As usual, when a hormone binds to the receptor, the receptor undergo conformational changes when activated, therefore it becomes competent to bind to DNA stimulating transcription. Small amounts of hormone will bring about major physiologic effect.
Therefore, it is important to have a control/ feedback mechanism to control these actions.
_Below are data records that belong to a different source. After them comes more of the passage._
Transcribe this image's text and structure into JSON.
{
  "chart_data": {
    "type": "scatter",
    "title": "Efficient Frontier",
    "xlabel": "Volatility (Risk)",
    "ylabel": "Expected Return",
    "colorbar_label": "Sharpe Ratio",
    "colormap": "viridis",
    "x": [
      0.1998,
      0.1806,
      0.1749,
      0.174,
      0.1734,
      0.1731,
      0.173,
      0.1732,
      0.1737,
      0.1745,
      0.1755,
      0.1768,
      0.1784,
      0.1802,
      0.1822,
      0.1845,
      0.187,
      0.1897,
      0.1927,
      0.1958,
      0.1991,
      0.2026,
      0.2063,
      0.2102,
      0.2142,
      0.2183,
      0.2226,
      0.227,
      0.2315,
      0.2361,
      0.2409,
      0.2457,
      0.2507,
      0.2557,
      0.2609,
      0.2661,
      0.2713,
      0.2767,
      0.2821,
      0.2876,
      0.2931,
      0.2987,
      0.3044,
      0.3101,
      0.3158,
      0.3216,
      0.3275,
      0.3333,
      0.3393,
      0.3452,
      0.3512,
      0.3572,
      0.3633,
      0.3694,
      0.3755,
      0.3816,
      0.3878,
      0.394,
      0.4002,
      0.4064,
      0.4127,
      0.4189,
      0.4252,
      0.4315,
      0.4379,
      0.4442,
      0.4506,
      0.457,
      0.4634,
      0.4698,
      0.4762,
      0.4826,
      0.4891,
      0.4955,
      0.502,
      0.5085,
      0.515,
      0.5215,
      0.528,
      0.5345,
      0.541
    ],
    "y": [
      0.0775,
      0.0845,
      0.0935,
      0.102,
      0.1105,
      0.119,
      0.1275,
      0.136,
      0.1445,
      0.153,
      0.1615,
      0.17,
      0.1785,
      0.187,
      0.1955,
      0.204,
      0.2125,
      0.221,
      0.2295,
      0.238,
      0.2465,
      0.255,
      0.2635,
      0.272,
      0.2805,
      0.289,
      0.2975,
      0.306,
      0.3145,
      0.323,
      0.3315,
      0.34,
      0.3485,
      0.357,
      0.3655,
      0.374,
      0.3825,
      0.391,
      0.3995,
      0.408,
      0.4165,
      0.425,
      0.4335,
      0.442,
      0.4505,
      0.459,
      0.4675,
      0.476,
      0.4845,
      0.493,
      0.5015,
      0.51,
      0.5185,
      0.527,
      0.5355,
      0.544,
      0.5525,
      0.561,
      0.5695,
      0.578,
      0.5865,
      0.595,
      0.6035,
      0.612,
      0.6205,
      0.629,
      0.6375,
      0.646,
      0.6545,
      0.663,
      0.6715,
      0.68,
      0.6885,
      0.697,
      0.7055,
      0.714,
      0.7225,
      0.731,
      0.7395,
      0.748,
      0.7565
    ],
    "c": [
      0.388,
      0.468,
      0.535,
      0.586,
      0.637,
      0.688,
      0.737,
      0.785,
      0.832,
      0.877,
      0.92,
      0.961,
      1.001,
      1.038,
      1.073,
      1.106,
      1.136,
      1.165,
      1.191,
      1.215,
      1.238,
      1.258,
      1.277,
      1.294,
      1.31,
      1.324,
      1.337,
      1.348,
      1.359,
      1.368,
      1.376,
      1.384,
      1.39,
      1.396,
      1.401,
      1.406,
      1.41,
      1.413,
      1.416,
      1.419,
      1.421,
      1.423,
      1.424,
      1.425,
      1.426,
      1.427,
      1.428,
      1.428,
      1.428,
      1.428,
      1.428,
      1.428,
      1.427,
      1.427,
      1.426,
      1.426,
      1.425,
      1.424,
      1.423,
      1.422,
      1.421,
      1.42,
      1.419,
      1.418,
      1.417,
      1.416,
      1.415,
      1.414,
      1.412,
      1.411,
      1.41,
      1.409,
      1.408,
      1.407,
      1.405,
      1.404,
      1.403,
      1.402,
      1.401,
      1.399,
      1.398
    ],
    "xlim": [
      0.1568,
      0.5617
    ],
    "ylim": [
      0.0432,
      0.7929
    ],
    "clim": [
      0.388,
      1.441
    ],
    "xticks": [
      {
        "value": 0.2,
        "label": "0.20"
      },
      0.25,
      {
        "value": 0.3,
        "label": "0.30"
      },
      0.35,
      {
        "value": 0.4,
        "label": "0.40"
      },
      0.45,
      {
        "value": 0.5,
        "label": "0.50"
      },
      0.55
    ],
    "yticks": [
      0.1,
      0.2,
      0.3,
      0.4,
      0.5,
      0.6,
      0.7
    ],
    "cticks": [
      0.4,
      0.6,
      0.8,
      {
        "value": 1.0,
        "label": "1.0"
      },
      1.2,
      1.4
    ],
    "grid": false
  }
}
Most hormones when in high amounts will bring about a negative feedback, only certain hormones like LH and Oxytocin encourages positive feedback.
Besides the amount of hormone, hormones are also controlled and secreted in bursts, such as during sleep,following a diurnal cycle, aging and stages of development.
Growth hormone: High during strenuous exercise and 1st few hours of deep sleep.
ACTH & Cortisol: High during last few hours before waking up, uptil several hours after waking up.
FSH & LH: Following the normal menstrual cycle.
Hormones can be measured using immunoassay (usually double sandwich ELISA), where monoclonal antibodies will bind to specific epitopes on the hormone, producing a formation of a colored fluorescent product. The amount of these fluorescent products will then be measured using optical methods such as: spectrophotometer, fluro meter, lumino meter, or radio chemical assays.
As we know different hormones are released in different timings, therefore it is best to determine the optimum time to get a blood sample, or by serial measurements.